After salvaging 10 ships sunk in the canal and clearing all land mines from its banks, Carroll's final task involved the command of SEAL teams working underwater to remove unexploded ordnance - mines and other explosives - from the canal.
"They swam the length of the canal two-and-a-half-times," Carroll said. "I got very close to SEALs. I had two SEAL bodyguards, and my first flight lieutenant and my chief of staff were SEALs."
Carrying out missions on land as well as sea is at the heart of SEAL training, Carroll says - adding a reminder that the acronym SEAL stands for Sea, Air and Land.
While CNN and other media reported that the attack was carried out by Special Forces, it was really Joint Special Operations Command (JSOC) - an umbrella command including special operation commands from all branches of service, a spokesman for JFK Special Warfare Center and School told The Pilot late Monday.
JSOC came about as one result of lessons learned from previous efforts like the unsuccessful 1980 attempt to rescue Iran hostages and the Mogadishu battle, where a Black Hawk went down.
This time, there were backup copters ready and waiting. When one of the two that landed the SEAL teams was disabled, they destroyed it on the ground. Its replacement arrived in time for them to be extracted along with bin Laden's body.
Their mission will likely go down as one of the most historic 40 minutes in American military history, both Carroll and Smith agreed.

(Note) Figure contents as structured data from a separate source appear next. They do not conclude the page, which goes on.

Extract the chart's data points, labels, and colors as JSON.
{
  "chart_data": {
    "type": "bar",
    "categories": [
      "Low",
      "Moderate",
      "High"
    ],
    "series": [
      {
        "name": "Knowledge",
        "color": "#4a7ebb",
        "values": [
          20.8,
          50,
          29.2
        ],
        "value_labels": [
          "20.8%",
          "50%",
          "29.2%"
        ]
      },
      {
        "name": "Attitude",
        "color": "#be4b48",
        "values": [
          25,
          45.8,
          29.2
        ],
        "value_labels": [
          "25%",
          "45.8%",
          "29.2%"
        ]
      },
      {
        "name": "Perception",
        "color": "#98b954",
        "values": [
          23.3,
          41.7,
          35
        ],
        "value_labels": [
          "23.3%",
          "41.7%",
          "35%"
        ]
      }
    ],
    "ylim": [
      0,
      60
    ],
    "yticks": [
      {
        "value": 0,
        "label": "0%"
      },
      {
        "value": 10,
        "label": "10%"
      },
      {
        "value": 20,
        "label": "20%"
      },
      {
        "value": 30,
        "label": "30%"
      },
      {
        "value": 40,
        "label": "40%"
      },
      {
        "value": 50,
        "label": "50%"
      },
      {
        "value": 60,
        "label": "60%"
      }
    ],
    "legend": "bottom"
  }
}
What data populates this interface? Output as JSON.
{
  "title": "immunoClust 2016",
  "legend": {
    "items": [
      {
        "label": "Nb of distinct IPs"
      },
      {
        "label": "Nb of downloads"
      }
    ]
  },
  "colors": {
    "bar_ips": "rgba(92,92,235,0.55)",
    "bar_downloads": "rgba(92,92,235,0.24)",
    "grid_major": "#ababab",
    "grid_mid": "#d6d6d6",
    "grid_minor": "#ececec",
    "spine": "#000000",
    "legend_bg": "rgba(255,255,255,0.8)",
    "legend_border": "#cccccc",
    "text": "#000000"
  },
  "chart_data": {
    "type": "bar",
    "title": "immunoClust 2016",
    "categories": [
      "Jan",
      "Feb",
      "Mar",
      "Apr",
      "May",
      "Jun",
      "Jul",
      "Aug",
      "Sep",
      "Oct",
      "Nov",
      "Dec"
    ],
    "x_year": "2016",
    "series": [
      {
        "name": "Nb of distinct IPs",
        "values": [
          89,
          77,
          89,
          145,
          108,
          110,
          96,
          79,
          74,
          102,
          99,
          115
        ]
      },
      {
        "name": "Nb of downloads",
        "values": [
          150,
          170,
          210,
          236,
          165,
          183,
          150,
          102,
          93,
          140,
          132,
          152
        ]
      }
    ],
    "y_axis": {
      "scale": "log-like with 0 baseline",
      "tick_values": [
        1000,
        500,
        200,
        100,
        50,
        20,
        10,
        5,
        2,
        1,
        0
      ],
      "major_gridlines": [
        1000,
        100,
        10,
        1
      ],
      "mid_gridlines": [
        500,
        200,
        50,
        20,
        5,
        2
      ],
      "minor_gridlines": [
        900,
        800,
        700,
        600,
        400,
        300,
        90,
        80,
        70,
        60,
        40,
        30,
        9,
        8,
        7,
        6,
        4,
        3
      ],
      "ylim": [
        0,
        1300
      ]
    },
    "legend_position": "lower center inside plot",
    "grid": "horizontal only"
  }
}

As no nation would accept bin Laden's body, he was buried at sea following religious rites on the deck of the USS Carl Vinson in the North Arabian Sea.
That's been done before, Carroll said.
"Following war crimes trials after the Second World War in the Pacific, five Japanese guys were sentenced to death in Guam," he said. "When I was in command over there, we had the information in our HQ. They were buried at sea over the Mariana Trench. Their bodies went into the deepest part of the ocean, where the sea floor is further down than the height of Mount Everest."
In a telephone interview, Smith - former commander in chief of NATO Allied Forces, Southern Europe and U.S. Naval Forces, Europe - praised the operation and the SEAL teams who carried it out.
This had to be run from the top as a "skip echelon" operation, Smith said.
"It cuts out the middle people in the chain of command," he said. "I doubt if there was more than one step between the order to go and the teams."
This was as close as anything could be to a perfect mission.
"SEALs are ready, dedicated and fearless," Smith said. "They are just so professional. If an operation is to go down, it takes good intelligence, hard work and careful planning."
Smith knows that behind this famous 40 minutes lay nine years, four months and 11 days of war against bin Laden's al-Qaida, six years of intelligence gathering and analysis that identified his refuge in Abbottabad, Pakistan, and seven more months of planning and preparation.
"It would be no good for people to think we might have given up," Smith said. "This was damn difficult. He (bin Laden) was a master of subterfuge and deception. He had a lot of people loyal to him. We had to be very careful, very certain."
Smith, reached by telephone in Pensacola, Fla., where he and his wife were enjoying a short vacation on the white sands of the Gulf Coast, was in a good mood from his golf game - but his mood improved even more with the news that it was Navy SEALs who carried out this mission.
"I just could not be any prouder," he said.